Monday, February 27, 2012

An American Crime

In the 1960s, Gertrude (Catherine Keener) is an overworked single mother of several kids. The youngest is a half brother to the rest, the son of a character played by James Franco, a young man Gertrude had a fling with. He’s not interested in her except to borrow money and have sex. (Gertrude’s definitely a long-term abuse victim.)

Two of her daughters meet some new girls at church, whose parents run a travelling carnival. The new girls' parents and Gertrude do each other a favor: they will pay her to take care of their girls while they continue working on the carnival circuit for a few months. It is one of the new girls, Sylvia (Ellen Page) who serves as a sort of narrator.

The film is told in flashback from a court trial. Gertrude has money troubles and problems managing all her kids, especially a teenaged daughter who is running around with a married man, even though she herself hasn’t made good choices in men either.

Gertrude does something despicable when she doesn’t get any new payments from the parents: she punishes the new girls for their parents’ apparent mistake/neglect. Bit by bit the family falls apart and Gertrude, and, increasingly her kids, begins abusing Sylvia viciously for a variety of reasons, mostly to get out their respective anger at their own situations rather than for anything that Sylvia has done against them.


It’s amazing how Gertrude keeps getting deeper and deeper and the kids (and more and more kids) get duped, cowed and coerced by her behavior. Some of the kids are fairly old so their sense of morals or learned behavior may have already been ingrained from Gertrude's past treatment of them.  But why hasn't one of them broken away sooner from this destructive home.
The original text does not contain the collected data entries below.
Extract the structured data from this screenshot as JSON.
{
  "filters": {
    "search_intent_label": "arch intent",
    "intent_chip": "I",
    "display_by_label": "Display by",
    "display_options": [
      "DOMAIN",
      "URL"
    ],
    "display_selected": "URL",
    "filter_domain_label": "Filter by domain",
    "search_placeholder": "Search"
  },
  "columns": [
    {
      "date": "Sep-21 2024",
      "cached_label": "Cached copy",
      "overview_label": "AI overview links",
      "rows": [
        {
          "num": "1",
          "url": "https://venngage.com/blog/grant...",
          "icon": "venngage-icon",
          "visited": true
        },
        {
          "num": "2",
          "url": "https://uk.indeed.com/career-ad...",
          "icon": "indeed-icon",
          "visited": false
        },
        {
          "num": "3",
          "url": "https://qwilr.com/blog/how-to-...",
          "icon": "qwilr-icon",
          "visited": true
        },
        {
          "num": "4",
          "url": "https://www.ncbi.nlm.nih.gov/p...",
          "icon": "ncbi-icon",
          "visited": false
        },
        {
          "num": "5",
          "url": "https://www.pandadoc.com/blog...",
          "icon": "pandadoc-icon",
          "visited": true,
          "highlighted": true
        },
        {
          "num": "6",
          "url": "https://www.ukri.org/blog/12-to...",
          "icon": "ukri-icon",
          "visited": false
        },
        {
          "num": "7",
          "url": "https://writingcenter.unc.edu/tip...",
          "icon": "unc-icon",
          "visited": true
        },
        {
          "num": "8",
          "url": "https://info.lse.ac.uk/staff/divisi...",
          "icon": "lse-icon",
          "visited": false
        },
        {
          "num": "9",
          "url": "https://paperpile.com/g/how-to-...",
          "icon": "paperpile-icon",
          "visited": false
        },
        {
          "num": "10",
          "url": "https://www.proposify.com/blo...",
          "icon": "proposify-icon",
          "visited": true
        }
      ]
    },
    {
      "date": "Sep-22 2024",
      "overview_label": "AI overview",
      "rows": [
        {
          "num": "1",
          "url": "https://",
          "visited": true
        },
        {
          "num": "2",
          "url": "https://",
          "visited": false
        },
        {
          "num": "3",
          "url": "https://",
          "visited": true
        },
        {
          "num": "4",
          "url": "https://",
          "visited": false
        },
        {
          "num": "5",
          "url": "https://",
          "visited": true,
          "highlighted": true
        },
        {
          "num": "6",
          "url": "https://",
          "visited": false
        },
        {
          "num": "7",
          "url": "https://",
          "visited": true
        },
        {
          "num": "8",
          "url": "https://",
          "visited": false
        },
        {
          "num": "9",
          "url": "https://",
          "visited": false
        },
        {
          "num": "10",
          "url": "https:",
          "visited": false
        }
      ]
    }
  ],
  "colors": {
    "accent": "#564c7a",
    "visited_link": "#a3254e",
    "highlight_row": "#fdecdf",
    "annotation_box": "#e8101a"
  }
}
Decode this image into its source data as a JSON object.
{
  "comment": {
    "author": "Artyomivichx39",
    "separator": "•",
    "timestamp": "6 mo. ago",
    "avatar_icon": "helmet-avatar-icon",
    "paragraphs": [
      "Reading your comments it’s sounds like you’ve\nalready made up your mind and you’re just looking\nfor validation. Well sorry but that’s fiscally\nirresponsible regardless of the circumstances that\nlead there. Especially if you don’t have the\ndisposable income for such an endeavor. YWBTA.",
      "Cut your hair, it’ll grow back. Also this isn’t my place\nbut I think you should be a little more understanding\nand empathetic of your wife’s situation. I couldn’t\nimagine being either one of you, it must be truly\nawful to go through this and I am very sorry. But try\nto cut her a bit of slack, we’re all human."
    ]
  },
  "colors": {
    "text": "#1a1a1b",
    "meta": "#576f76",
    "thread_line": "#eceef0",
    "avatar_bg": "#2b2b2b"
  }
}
At the trial, all the kids who are testifying seem to show little remorse or understanding of how bad their behaviors are. And Gertrude doesn’t seem to think beyond the time when Sylvia’s parents will return.  The film alludes to something which appears that Sylvia's parents have been paying for her care all along, and if so, then Gertrude’s behavior is really inexplicable and unfounded. Poor Sylvia is betrayed by everyone, and when she is finally helped it seems too little, too late. The ending is a little too neat and manufactured, probably since the film says the events were taken from the court transcripts.

Actor Bradley Whitford plays the prosecuting lawyer, he gets to do typical lawyering stuff but not much real acting as all he does is question the people at the trial in a stern voice and not much in the way of real interaction with characters, so kind of a waste for a noted actor to be in this role. Ellen Page does portray a good teenager, showing both a youthfulness with emotional maturity, and eventual hardness and suffering. Catherine Keener begins as a typical character, a sexually loose abuse victim, often blaming others for her problems and choices in life, but projecting her problems and faults on others and punishing them as a result. Nick Searcy, whom I really like in several things, has a small part as Sylvia’s father, and Michael O’Keefe also has a small part as the local reverend. Evan Peters does a good part playing a local boy who first likes Sylvia then spends way too much time with Gertrude when Sylvia spurns him.